Correspondence and requests for reprints should be addressed to Mayumi Tamari, M.D., Ph.D., Laboratory for Respiratory Diseases, Center for Genomic Medicine, Institute of Physical and Chemical Research (RIKEN), 1-7-22 Suehiro, Tsurumi-ku, Yokohama, Kanagawa 230-0045, Japan. E-mail: tamari{at}src.riken.jp.

Thymic stromal lymphopoietin (TSLP) is an IL-7–like cytokine that triggers dendritic cell–mediated T helper (Th)2 inflammatory responses, and is implicated in the pathogenesis of allergic diseases in humans. Two TSLP splice variants have been reported. To find functional genetic variants that might contribute to disease, we conducted analyses of single nucleotide polymorphisms (SNPs) of the TSLP gene in human bronchial epithelial cells.
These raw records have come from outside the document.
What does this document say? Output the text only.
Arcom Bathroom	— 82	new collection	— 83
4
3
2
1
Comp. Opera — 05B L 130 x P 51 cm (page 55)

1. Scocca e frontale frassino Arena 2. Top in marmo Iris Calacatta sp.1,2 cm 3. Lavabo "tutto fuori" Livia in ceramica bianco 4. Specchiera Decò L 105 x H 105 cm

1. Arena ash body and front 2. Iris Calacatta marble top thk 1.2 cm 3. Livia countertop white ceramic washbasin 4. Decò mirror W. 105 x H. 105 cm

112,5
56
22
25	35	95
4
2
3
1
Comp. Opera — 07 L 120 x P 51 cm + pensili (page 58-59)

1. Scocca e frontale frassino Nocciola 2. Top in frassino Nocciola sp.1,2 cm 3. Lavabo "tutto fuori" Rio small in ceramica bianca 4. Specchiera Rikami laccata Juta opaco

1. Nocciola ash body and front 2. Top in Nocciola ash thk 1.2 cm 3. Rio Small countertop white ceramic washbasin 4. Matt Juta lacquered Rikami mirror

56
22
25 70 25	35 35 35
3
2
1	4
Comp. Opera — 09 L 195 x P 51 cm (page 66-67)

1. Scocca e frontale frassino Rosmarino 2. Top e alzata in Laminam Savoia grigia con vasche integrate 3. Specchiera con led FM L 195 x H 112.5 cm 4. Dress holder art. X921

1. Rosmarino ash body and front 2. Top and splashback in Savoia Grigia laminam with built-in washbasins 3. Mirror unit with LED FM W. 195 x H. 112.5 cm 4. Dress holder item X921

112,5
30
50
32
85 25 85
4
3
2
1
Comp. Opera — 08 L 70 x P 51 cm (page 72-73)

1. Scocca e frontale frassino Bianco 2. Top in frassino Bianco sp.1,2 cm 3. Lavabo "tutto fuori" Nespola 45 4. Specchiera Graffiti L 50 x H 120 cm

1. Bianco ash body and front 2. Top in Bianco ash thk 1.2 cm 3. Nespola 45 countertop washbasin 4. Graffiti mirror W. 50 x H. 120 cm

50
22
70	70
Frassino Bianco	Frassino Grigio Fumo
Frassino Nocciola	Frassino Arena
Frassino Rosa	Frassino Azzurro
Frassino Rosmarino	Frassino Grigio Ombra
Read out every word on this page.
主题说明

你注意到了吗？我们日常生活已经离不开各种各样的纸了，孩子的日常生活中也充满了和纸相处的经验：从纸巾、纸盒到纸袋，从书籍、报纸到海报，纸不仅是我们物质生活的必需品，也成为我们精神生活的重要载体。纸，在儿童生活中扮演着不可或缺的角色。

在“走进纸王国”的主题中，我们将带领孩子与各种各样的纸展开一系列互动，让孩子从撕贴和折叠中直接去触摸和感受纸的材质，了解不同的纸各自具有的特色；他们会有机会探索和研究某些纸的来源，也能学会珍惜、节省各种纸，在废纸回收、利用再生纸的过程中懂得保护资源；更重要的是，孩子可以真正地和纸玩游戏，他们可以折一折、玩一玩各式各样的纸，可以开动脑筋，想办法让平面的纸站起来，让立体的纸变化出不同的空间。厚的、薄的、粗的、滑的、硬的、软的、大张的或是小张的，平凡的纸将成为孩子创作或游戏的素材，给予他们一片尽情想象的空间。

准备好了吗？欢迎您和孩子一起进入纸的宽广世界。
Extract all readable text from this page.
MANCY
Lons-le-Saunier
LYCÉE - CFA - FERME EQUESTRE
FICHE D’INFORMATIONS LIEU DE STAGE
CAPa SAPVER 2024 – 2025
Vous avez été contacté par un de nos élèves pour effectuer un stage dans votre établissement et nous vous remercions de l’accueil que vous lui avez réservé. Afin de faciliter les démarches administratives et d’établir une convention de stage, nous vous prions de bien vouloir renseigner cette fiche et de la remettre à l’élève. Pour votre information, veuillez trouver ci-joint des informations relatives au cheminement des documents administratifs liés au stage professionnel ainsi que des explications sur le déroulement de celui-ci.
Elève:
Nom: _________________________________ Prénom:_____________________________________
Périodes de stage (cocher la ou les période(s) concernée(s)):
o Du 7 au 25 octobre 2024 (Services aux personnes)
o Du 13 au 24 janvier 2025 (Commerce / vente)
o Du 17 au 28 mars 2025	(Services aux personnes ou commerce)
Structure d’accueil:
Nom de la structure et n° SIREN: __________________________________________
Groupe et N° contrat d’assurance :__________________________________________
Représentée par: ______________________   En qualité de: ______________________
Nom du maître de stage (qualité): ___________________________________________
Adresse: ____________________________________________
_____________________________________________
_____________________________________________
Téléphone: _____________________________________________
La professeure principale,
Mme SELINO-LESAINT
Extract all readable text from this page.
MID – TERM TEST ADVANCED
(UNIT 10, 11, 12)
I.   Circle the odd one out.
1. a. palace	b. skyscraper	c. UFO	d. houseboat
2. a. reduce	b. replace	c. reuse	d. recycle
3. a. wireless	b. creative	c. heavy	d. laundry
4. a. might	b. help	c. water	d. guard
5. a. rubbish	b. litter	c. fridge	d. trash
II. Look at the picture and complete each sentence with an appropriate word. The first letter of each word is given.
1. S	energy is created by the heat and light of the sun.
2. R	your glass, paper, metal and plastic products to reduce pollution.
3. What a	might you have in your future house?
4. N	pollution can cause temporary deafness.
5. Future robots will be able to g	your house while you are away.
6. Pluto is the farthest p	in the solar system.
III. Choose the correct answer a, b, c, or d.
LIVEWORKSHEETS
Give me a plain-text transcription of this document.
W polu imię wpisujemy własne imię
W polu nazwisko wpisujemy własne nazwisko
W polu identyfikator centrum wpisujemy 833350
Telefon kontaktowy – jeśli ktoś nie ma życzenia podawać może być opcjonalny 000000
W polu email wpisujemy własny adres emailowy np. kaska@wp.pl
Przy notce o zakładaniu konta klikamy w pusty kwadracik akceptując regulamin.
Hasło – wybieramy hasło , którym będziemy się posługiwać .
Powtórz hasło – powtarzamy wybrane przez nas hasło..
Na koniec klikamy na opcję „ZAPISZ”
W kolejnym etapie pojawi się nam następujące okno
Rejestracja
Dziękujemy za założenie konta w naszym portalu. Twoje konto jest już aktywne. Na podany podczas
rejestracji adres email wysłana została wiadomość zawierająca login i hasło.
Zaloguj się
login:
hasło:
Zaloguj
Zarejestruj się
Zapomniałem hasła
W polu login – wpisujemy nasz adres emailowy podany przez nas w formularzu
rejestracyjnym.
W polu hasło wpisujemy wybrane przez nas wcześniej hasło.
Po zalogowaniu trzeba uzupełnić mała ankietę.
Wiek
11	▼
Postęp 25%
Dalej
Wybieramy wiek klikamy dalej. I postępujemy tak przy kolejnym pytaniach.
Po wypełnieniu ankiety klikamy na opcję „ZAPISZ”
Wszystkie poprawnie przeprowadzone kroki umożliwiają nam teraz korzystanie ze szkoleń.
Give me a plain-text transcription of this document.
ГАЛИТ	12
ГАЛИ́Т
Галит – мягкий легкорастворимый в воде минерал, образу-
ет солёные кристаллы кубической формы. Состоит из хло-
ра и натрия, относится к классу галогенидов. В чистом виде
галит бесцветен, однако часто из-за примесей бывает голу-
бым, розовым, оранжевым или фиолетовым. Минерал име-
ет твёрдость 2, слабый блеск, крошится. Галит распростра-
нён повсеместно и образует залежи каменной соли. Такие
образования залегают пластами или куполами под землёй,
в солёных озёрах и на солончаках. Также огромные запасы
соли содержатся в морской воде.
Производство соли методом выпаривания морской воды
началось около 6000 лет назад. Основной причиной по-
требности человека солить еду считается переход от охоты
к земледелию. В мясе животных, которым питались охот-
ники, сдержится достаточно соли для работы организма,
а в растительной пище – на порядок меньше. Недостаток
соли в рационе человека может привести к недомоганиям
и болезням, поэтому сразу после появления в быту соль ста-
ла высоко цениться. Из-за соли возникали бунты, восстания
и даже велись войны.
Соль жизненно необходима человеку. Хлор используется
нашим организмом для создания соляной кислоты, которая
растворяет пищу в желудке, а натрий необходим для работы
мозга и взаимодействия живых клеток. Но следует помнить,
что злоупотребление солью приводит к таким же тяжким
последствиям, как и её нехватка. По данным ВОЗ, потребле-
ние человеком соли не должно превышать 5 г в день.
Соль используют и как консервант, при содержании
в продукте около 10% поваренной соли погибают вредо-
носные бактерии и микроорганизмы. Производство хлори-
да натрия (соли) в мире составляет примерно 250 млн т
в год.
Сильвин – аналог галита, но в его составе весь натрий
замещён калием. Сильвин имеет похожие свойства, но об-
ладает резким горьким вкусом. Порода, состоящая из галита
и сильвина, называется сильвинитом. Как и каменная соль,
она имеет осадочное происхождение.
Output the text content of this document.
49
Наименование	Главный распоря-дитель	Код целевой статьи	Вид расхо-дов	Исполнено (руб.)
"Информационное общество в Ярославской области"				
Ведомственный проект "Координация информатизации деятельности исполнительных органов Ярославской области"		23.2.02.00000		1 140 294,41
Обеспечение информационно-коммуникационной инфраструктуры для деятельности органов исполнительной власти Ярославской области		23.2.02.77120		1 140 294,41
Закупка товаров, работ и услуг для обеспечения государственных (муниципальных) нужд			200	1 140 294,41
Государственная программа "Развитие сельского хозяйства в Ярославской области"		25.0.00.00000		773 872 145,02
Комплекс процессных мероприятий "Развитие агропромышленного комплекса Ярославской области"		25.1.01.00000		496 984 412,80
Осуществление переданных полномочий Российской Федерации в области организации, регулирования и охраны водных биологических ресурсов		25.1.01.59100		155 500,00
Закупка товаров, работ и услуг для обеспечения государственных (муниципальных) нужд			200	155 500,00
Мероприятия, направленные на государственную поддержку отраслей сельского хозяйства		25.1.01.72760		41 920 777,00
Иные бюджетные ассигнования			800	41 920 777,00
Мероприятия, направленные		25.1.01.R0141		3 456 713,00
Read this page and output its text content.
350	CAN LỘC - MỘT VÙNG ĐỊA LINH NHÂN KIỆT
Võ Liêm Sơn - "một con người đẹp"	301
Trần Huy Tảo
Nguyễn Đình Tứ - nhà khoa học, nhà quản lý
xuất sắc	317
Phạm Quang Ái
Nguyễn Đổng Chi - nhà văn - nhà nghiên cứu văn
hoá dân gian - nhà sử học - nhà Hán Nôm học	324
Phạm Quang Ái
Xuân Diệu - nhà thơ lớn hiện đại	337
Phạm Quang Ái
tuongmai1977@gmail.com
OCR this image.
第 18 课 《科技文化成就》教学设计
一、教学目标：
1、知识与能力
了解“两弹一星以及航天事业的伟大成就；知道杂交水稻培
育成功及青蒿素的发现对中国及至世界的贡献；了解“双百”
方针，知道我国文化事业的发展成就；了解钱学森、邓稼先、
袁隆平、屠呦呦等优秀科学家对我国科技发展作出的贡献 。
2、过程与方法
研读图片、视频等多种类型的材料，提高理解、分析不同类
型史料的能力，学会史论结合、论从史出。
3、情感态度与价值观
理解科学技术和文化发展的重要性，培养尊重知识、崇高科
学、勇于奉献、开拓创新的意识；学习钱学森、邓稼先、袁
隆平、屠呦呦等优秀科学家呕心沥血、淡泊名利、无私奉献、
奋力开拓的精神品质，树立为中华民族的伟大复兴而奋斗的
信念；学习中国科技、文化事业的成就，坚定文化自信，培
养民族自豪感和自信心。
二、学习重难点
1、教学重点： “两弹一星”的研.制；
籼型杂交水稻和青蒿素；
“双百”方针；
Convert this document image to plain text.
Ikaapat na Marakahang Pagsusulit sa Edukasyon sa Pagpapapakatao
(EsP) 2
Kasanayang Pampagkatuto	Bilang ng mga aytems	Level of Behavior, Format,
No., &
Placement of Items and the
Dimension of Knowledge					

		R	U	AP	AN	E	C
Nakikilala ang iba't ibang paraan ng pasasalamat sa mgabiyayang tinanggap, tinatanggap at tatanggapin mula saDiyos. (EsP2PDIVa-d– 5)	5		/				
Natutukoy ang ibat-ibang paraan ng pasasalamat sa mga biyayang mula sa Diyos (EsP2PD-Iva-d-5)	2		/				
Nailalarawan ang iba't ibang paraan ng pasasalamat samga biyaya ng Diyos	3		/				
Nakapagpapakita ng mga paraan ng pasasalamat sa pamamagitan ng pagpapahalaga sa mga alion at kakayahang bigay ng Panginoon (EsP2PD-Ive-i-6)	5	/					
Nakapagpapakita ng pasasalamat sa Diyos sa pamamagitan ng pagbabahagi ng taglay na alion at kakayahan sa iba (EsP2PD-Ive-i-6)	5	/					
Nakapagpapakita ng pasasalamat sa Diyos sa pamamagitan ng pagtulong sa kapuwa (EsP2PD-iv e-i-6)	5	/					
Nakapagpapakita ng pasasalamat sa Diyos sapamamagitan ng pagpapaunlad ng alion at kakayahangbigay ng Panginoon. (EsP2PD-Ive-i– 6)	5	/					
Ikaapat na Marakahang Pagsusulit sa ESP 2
We surveyed SNPs on the TSLP gene by sequencing genomic DNA from 36 subjects, and characterized the linkage disequilibrium of the gene. We examined whether the SNPs have functional effects on mRNA expression or protein production using real-time PCR, reporter gene analysis, and enzyme-linked immunosorbent assay. We identified a total of 23 polymorphisms in the TSLP gene. The long form of TSLP, which is associated with allergic inflammation, was highly induced by poly(I:C) (double-stranded RNA) stimulation in normal human bronchial epithelial cells (NHBE) (P = 0.0060). The SNP rs3806933 (–847C > T) in the promoter region of long-form TSLP was found to create a binding site for the transcription factor activating protein (AP)-1, and in vitro functional analyses demonstrated that the SNP enhanced AP-1 binding to the regulatory element. The functional variant increased promoter-reporter activity of long-form TSLP in response to poly(I:C) stimulation in NHBE. Functional genetic polymorphism of the TSLP gene appears to contribute to Th2-polarized immunity through higher TSLP production by bronchial epithelial cells in response to viral respiratory infections.

Key Words: bronchial epithelial cells • dsRNA • polymorphisms • splicing variants • TSLP

CLINICAL RELEVANCE We identified a single nucleotide polymorphism that creates a binding site for activating protein-1 and affects the transcriptional efficiency of the long-form TSLP induced by poly(I:C) in bronchial epithelial cells. The variant may be involved in the pathogenesis of T helper (Th)2-mediated diseases.